Para perunding di Konferensi Perubahan Iklim PBB (COP29) sedang berupaya mencapai kesepakatan yang dapat bernilai ratusan miliar dolar bagi negara-negara miskin. Banyak dari mereka yang tinggal di negara-negara Selatan dan sudah menderita akibat dampak buruk bencana iklim yang dipicu oleh perubahan iklim. Banyak ahli mengatakan bahwa dibutuhkan satu triliun dolar atau lebih per tahun untuk mengkompensasi kerusakan ini dan membayar biaya transisi ke energi ramah lingkungan yang tidak mampu ditanggung sendiri oleh sebagian besar negara.

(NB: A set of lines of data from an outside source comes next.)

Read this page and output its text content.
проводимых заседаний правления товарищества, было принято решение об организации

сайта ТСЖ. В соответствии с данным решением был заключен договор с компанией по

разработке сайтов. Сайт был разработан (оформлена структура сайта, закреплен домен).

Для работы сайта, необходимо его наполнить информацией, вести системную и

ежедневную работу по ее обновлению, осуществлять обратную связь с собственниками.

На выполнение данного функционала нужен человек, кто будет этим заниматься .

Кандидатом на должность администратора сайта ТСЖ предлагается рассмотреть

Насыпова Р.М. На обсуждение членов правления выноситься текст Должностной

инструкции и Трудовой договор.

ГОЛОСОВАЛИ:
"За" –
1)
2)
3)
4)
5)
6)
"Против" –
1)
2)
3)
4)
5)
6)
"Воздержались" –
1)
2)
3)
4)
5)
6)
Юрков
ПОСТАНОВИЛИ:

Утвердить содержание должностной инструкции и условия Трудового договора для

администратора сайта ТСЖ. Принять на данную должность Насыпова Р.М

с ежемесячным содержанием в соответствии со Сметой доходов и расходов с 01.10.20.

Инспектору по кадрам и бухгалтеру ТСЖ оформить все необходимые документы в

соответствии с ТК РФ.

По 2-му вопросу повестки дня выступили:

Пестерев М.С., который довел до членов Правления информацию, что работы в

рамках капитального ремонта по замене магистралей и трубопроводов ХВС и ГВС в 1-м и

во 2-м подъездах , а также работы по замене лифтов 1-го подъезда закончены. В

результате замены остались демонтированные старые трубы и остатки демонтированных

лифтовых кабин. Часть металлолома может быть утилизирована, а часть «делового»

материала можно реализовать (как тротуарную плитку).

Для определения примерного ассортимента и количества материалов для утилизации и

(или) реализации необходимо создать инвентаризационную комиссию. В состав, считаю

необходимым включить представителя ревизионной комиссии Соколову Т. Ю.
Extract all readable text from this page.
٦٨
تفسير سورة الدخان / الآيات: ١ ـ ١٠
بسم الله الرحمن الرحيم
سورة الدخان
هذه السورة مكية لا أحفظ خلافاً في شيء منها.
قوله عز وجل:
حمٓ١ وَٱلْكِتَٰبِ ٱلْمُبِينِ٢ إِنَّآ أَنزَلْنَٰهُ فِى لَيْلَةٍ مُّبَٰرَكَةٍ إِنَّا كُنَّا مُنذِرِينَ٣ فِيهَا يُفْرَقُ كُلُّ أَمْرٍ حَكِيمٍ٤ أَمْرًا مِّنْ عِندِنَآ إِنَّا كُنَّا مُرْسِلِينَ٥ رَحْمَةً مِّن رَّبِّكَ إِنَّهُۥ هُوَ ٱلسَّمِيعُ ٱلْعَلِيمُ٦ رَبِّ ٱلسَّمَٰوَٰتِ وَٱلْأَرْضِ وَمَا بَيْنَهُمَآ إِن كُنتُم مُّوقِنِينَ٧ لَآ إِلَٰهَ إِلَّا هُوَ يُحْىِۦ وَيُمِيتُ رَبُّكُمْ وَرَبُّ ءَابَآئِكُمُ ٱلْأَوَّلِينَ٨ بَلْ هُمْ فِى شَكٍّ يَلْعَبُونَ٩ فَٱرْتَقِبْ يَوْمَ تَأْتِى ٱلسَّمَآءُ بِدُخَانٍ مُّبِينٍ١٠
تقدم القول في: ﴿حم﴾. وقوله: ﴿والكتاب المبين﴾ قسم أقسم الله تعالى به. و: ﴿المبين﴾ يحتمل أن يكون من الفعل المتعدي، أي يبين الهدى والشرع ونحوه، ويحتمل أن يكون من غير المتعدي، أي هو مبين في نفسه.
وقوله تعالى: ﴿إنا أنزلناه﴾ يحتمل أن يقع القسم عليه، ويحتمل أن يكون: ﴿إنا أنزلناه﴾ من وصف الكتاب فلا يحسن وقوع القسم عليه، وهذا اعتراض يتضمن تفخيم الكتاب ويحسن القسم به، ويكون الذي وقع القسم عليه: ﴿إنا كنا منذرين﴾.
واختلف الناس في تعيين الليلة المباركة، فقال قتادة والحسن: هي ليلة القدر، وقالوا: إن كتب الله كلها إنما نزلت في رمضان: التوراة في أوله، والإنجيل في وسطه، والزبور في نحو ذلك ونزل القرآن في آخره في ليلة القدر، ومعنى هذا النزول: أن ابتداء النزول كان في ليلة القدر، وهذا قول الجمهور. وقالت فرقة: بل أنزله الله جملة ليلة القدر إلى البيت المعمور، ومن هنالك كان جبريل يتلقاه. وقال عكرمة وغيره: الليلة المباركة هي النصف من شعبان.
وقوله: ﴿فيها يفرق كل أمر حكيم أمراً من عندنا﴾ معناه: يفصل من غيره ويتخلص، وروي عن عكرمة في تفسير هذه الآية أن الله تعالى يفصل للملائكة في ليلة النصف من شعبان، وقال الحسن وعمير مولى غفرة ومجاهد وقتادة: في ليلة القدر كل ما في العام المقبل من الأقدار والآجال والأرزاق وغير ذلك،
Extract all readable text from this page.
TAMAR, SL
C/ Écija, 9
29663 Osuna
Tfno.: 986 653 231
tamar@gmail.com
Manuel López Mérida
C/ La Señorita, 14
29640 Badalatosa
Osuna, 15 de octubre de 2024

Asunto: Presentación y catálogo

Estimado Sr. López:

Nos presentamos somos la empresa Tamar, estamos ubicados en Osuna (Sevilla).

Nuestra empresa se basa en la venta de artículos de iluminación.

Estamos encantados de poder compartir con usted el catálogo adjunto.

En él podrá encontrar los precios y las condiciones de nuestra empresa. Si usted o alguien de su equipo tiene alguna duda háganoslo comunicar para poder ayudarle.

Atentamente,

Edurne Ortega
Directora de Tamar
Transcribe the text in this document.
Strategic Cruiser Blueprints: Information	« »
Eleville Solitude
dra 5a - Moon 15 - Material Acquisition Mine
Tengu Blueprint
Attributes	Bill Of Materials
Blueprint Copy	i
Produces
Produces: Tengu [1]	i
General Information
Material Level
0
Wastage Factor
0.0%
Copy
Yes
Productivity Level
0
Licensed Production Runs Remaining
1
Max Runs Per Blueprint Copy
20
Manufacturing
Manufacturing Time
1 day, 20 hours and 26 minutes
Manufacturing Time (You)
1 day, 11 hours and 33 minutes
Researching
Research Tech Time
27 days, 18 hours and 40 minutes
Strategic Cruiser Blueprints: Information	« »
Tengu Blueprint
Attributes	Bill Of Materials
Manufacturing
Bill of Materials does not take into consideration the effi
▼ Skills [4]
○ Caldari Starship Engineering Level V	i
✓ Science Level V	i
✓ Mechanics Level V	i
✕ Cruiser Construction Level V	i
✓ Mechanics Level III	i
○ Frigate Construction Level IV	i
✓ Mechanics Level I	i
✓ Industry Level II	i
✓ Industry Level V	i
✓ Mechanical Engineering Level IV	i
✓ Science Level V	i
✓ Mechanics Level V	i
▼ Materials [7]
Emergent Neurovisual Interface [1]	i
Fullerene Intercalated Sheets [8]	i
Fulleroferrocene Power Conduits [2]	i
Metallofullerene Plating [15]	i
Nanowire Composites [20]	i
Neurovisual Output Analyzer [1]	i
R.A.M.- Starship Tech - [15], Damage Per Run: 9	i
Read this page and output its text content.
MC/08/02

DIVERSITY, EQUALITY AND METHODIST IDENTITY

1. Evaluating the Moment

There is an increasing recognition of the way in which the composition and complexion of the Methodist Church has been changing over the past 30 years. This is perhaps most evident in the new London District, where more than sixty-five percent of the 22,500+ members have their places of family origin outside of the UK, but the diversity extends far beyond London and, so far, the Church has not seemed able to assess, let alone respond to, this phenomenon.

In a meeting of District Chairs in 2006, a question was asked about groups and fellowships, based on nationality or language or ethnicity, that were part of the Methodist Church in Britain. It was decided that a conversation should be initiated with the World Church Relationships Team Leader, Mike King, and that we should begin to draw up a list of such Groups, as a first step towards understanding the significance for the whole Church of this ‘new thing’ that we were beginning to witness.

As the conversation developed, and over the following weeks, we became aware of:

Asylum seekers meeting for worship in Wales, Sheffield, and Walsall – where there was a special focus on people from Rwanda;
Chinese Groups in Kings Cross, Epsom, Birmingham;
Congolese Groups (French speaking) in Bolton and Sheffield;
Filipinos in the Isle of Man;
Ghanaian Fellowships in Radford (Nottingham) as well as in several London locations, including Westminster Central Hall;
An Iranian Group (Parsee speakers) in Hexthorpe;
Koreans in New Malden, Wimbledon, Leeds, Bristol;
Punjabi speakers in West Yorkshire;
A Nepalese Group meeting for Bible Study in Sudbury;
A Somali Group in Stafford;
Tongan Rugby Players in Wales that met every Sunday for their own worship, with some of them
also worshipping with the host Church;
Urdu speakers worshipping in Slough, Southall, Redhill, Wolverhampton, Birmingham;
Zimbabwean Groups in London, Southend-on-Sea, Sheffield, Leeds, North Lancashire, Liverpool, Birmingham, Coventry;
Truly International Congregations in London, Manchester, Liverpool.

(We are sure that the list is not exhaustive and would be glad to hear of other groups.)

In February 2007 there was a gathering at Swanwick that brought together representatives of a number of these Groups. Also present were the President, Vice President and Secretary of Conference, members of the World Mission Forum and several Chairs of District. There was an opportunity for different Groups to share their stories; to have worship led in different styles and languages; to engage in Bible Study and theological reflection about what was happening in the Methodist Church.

Samir Bezhanov, wakil kepala perunding dalam perundingan iklim tahun ini, mengatakan pada konferensi pers bahwa perundingan pendanaan iklim berjalan terlalu lambat.
“Saya ingin menegaskan kembali dorongan kuat kami kepada semua pihak untuk mencapai kemajuan sebanyak-banyaknya,” ujarnya. “Kami membutuhkan semua orang untuk melakukan tugas ini dengan urgensi dan tekad.”
Para pengamat juga menyatakan kekecewaannya atas laju kemajuan tersebut.
“Ini merupakan minggu pertama COP yang terburuk dalam 15 tahun saya menghadiri pertemuan ini,” kata Mohamed Addo, dari lembaga pemikir iklim Power Shift Africa. “Tidak ada kejelasan mengenai tujuan pendanaan iklim, kualitas pendanaan, atau bagaimana pendanaan tersebut akan tersedia bagi negara-negara rentan.”
“Saya merasa sangat frustrasi, terutama di kalangan kelompok negara berkembang di sini,” ujarnya.
Menteri Lingkungan Hidup Panama Juan Carlos Navarro sependapat dengan hal tersebut, dan mengatakan kepada Associated Press bahwa dia “tidak terdorong” oleh apa yang dia lihat di Konferensi Perubahan Iklim PBB (COP29) sejauh ini.
“Apa yang saya lihat hanyalah banyak perbincangan dan sedikit tindakan,” katanya, seraya mencatat bahwa Panama termasuk di antara kelompok negara yang paling tidak bertanggung jawab atas emisi pemanasan global namun paling rentan terhadap kerusakan akibat bencana yang disebabkan oleh perubahan iklim.
“Kita harus menghadapi tantangan-tantangan ini dengan rasa urgensi dan ketulusan yang nyata,” katanya. “Kita sedang melambat sebagai sebuah planet.”
Sebuah surat yang ditandatangani oleh mantan Sekretaris Jenderal PBB Ban Ki-moon, mantan Menteri Iklim PBB Christiana Figueres, dan mantan Presiden Irlandia Mary Robinson menyerukan “reformasi radikal COP.” “Kita perlu beralih dari negosiasi ke implementasi,” tambahnya.
Johan Rockström, direktur pusat tersebut, salah satu penandatangan, mengatakan bahwa alih-alih melakukan banyak upaya untuk menegosiasikan kesepakatan baru di konferensi tahunan yang dapat menarik 70.000 orang, prosesnya harus lebih kecil, lebih sering, dan bertujuan untuk mencapai kesepakatan yang sudah ada. telah disetujui. Institut Penelitian Dampak Iklim Potsdam.
Walling, Araso dan Bornstein menulis untuk The Associated Press. Penulis AP Durrani Pineda di Los Angeles berkontribusi pada laporan ini.